By Jenet Krol
Krol@hometownnewsol.com
CAPE CANAVERAL - If you've recently visited a Web site and taken a 360-degree virtual tour of a hotel room, a piece of real estate, or a new automobile, you've used technology developed thanks to experiments aboard the International Space Station.
Originally developed to help astronauts with remote docking of spacecraft and to guide space robots, the 360-degree digital representations now help consumers on a daily basis.
And, while hundreds of people routinely watch the shuttles blasting off to carry the equipment necessary for experiments aboard the International Space Station, few know just what has been going on up there for the past decade.
Since 2000, astronauts aboard the ISS have conducted experiments on the effects of micro gravity on human physiology and have tested new materials for future space exploration.
"One challenge we have is that it takes time for the results of our experiments to turn into benefits for everyone," said Julie Robinson, program scientist-International Space Station, based at the Johnson Space Center in Houston. "People are familiar with the spinoffs of the Apollo mission, but don't know what the Space Station is doing now. The clinical trial and research and development trial processes take a little while."
For example, a microencapsulated system for medicine was recently patented and is entering the testing phase on Earth.
Astronauts aboard the ISS tested a way of encapsulating a drug in a microcapsule to target a specific area of the body when injected. Their research focused on prostate cancer in mice.
"After the Columbia accident happened, we couldn't make anymore in space. Instead we sharpened our pencils, because we knew this was a desirable system to have, and developed a machine to make the microcapsules on Earth," said Ms. Robinson.
Tests to discover the effects of micro gravity on human beings, in preparation for extended space flight, has yielded some medical discoveries, such as the discovery that some types of microorganisms grow faster in space than on Earth.
"Usually something that starts as exploration research benefits us here on Earth," said Ms. Robison.
The National Lab Pathfinder Vaccine is using the space environment to find vaccines for bacteria such as Salmonella and methicillin-resistant Staphylococcus aureus, or MRSA, an infection that is resistant to many antibiotics, said Ms. Robinson.

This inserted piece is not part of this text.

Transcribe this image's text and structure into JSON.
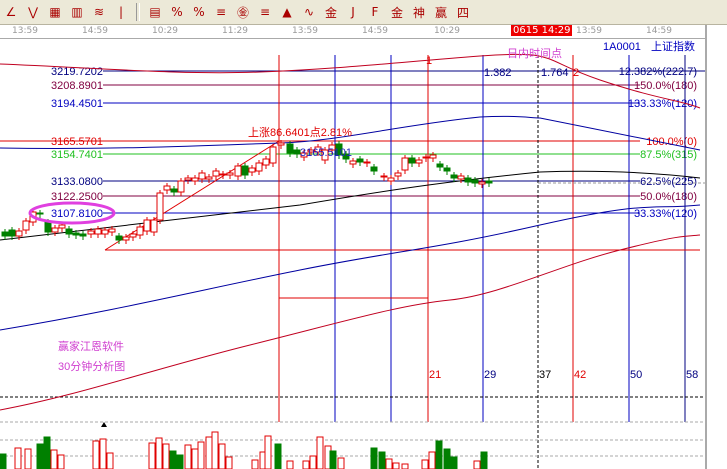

"When a microorganism is in space, it doesn't have any shearing forces working on it and the cell walls become a perfect sphere. All of those physical changes affect their gene expression and their ability to cause a disease."
Introducing these organisms into a novel, challenging environment gives researchers ideas of genes to use as targets in fighting these organisms that they otherwise wouldn't know were involved, she said.
The Materials ISS Experiment brings new materials to the ISS with each mission. The MISSE articles are mounted outside the station and exposed to the space environment to see what will be durable in space for future missions, said Ms. Johnson.
These experiments have taught researches how atomic oxygen, or a single oxygen molecule, which is very reactive and unstable, breaks down the bonds of compounds it reacts with.
"Researchers were able to fine-tune an atomic oxygen gun to remove one single layer of atomic oxygen off of an object," said Ms. Robinson. As a result, artwork that has been damaged by vandalism or fire has been restored.
Due to the current budget set by Congress, the time horizon for shutting down the International Space Station is set for 2015, said Ms. Robinson.